Appearance
To sample a corpus for cultural analytics, decide what population you're trying to represent, choose a sampling method (random or stratified) that matches that population, and record metadata for every item so you can check representativeness later. Sampling is not a chore that comes after corpus-building — it is the foundation that makes your later numbers mean anything. This guide explains the ideas in plain language and works a small example end to end.
What is a corpus, really?
A corpus is a deliberately chosen collection of texts plus metadata. The word "deliberately" is the whole game. A pile of whatever PDFs you happened to download is a convenience sample; it can illustrate but cannot support a claim like "anxiety rose across the period". A corpus is defined by the population it represents and the rule by which items were selected.
Why sample instead of using "everything"?
Two reasons. First, you usually can't get everything — much is unscanned, paywalled or lost. Second, and more subtly, what survives is already a biased sample of what once existed. Wealthy authors are over-represented; ephemeral working-class print is under-represented. Sampling deliberately doesn't remove this bias, but it lets you describe and reason about it instead of hiding it.
Random versus stratified sampling
The two core methods:
- Random sampling — every item has an equal chance of selection. Simple and unbiased, but rare groups may be missed entirely.
- Stratified sampling — split the population into strata (decades, genres, regions), then sample within each. This guarantees coverage of small but important groups.
For most historical work, stratify by time, because corpora are usually lopsided toward later, better-preserved decades.
python
import pandas as pd
catalogue = pd.read_csv("catalogue.csv") # all available items
catalogue["decade"] = catalogue["year"] // 10 * 10
# take up to 40 items per decade, reproducibly
sample = (catalogue.groupby("decade", group_keys=False)
.apply(lambda g: g.sample(min(len(g), 40), random_state=1)))
sample.to_csv("sample.csv", index=False)
print(sample["decade"].value_counts().sort_index())A small worked example
Say you have a catalogue of 6,000 pamphlets, 1700-1799, but 70% fall after 1770. A pure random sample of 400 would be dominated by the late century and tell you little about the 1700s. Stratifying by decade and taking 40 per decade gives 10 strata × 40 = 400 items with even temporal coverage — now a trend line across decades is interpretable.
| Method | Coverage of rare decades | Bias toward dense periods | Reproducible |
|---|---|---|---|
| Convenience | Accidental | Severe | No |
| Random | Possibly none | Yes | With seed |
| Stratified by decade | Guaranteed | Controlled | With seed |
What metadata do I need to record?
Record, for every item: a unique ID, date, source repository, language, and any variable you stratified on. Without date and source you cannot later check whether your sample mirrors the population. Store this as a flat CSV alongside the texts — your future self and reviewers will need it.

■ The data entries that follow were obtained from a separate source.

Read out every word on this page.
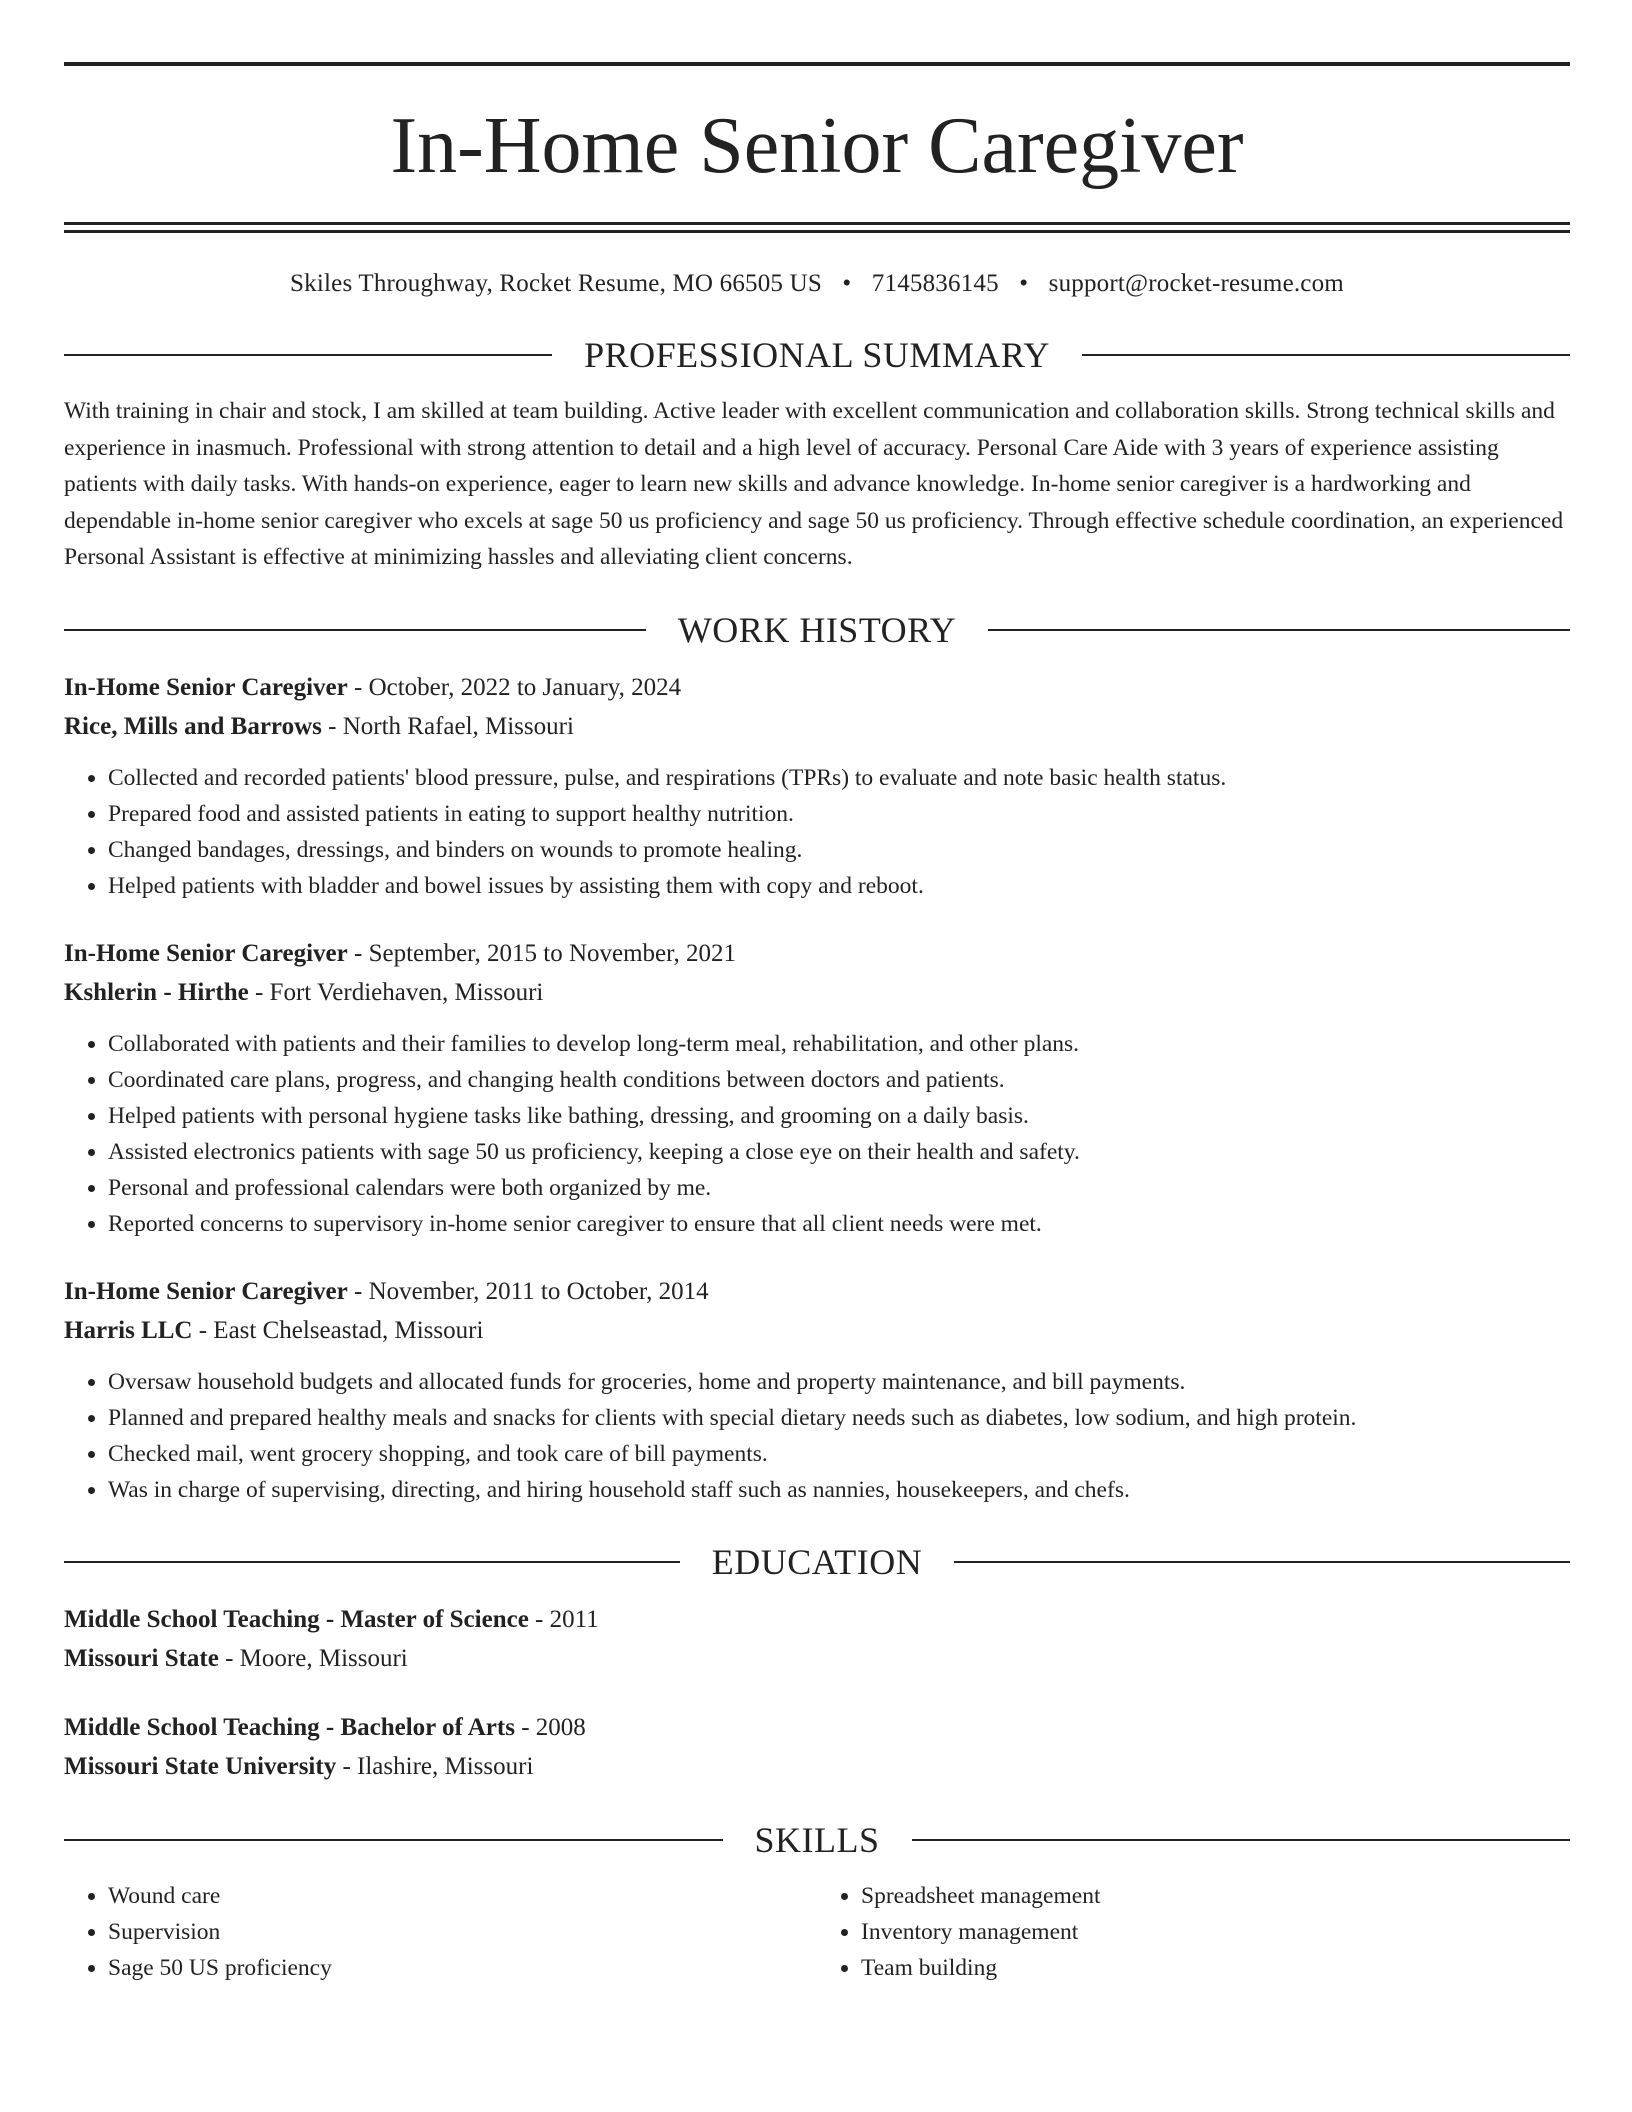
In-Home Senior Caregiver
Skiles Throughway, Rocket Resume, MO 66505 US • 7145836145 • support@rocket-resume.com
PROFESSIONAL SUMMARY

With training in chair and stock, I am skilled at team building. Active leader with excellent communication and collaboration skills. Strong technical skills and experience in inasmuch. Professional with strong attention to detail and a high level of accuracy. Personal Care Aide with 3 years of experience assisting patients with daily tasks. With hands-on experience, eager to learn new skills and advance knowledge. In-home senior caregiver is a hardworking and dependable in-home senior caregiver who excels at sage 50 us proficiency and sage 50 us proficiency. Through effective schedule coordination, an experienced Personal Assistant is effective at minimizing hassles and alleviating client concerns.

WORK HISTORY
In-Home Senior Caregiver - October, 2022 to January, 2024
Rice, Mills and Barrows - North Rafael, Missouri
• Collected and recorded patients' blood pressure, pulse, and respirations (TPRs) to evaluate and note basic health status.
• Prepared food and assisted patients in eating to support healthy nutrition.
• Changed bandages, dressings, and binders on wounds to promote healing.
• Helped patients with bladder and bowel issues by assisting them with copy and reboot.
In-Home Senior Caregiver - September, 2015 to November, 2021
Kshlerin - Hirthe - Fort Verdiehaven, Missouri
• Collaborated with patients and their families to develop long-term meal, rehabilitation, and other plans.
• Coordinated care plans, progress, and changing health conditions between doctors and patients.
• Helped patients with personal hygiene tasks like bathing, dressing, and grooming on a daily basis.
• Assisted electronics patients with sage 50 us proficiency, keeping a close eye on their health and safety.
• Personal and professional calendars were both organized by me.
• Reported concerns to supervisory in-home senior caregiver to ensure that all client needs were met.
In-Home Senior Caregiver - November, 2011 to October, 2014
Harris LLC - East Chelseastad, Missouri
• Oversaw household budgets and allocated funds for groceries, home and property maintenance, and bill payments.
• Planned and prepared healthy meals and snacks for clients with special dietary needs such as diabetes, low sodium, and high protein.
• Checked mail, went grocery shopping, and took care of bill payments.
• Was in charge of supervising, directing, and hiring household staff such as nannies, housekeepers, and chefs.
EDUCATION
Middle School Teaching - Master of Science - 2011
Missouri State - Moore, Missouri
Middle School Teaching - Bachelor of Arts - 2008
Missouri State University - Ilashire, Missouri
SKILLS
• Wound care
• Supervision
• Sage 50 US proficiency
• Spreadsheet management
• Inventory management
• Team building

How do I check my sample is representative?
Compare the sample's distribution to the catalogue's on a couple of known variables (decade, language). If your sample is 25% French but the catalogue is 5% French, you've over-sampled French and must either re-weight in analysis or document the skew. Representativeness is always relative to the available population, never to "the truth" — survival bias sits underneath everything.
Key Takeaways
- A corpus is a deliberately selected collection plus metadata, not a pile of convenient files.

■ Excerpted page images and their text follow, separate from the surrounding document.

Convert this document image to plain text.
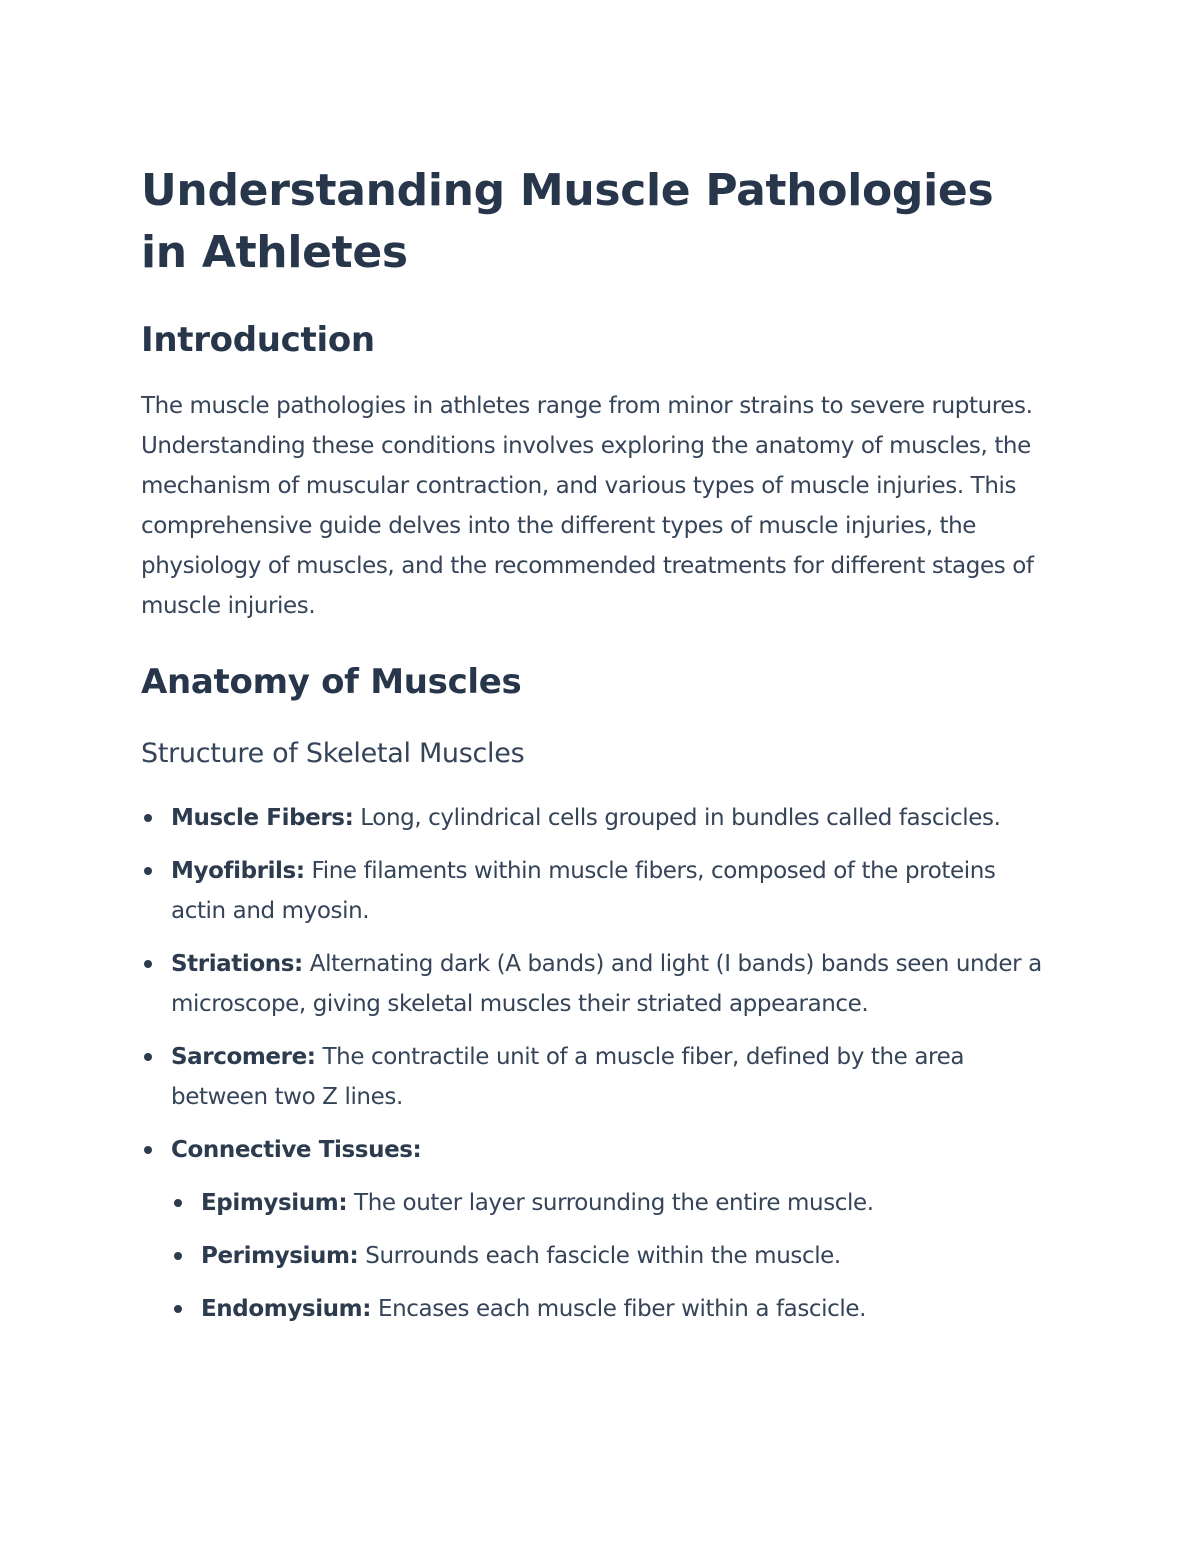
Understanding Muscle Pathologies in Athletes
Introduction

The muscle pathologies in athletes range from minor strains to severe ruptures. Understanding these conditions involves exploring the anatomy of muscles, the mechanism of muscular contraction, and various types of muscle injuries. This comprehensive guide delves into the different types of muscle injuries, the physiology of muscles, and the recommended treatments for different stages of muscle injuries.

Anatomy of Muscles
Structure of Skeletal Muscles
Muscle Fibers: Long, cylindrical cells grouped in bundles called fascicles.
Myofibrils: Fine filaments within muscle fibers, composed of the proteins actin and myosin.
Striations: Alternating dark (A bands) and light (I bands) bands seen under a microscope, giving skeletal muscles their striated appearance.
Sarcomere: The contractile unit of a muscle fiber, defined by the area between two Z lines.
Connective Tissues:
Epimysium: The outer layer surrounding the entire muscle.
Perimysium: Surrounds each fascicle within the muscle.
Endomysium: Encases each muscle fiber within a fascicle.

- What survived is already biased; sampling lets you reason about that bias openly.
- Stratify by time for historical corpora, which skew toward better-preserved later decades.
- Use a fixed random seed so anyone can reproduce your exact sample.
- Record ID, date, source and language for every item — date and source are non-negotiable.
- Check the sample's distribution against the catalogue and document any skew.
- Convenience samples are fine for exploration but never for prevalence or trend claims.
Frequently Asked Questions
What is a corpus in cultural analytics?
A corpus is a structured collection of texts (or images) chosen to represent some population you want to study — a genre, a period, an author group — together with metadata describing each item.
Why sample at all instead of using everything?
Often you can't get everything, and what survives is already a biased sample of what once existed. Deliberate sampling lets you reason about that bias instead of pretending it isn't there.
What's the difference between random and stratified sampling?
Random sampling gives every item an equal chance. Stratified sampling first splits the population into groups (e.g. by decade) and samples within each, guaranteeing coverage of rare strata.
How big should my sample be?
Big enough that each subgroup you'll compare has enough items to be stable — often dozens per cell as a rough floor. Power depends on effect size, so pilot first.
What metadata do I need to record?
At minimum a unique ID, date, source/repository, language and any stratification variable. Without date and source you can't reason about representativeness later.
Is a convenience sample ever acceptable?
For exploration, yes, as long as you label it clearly. For any claim about prevalence or trend, a convenience sample undermines the conclusion.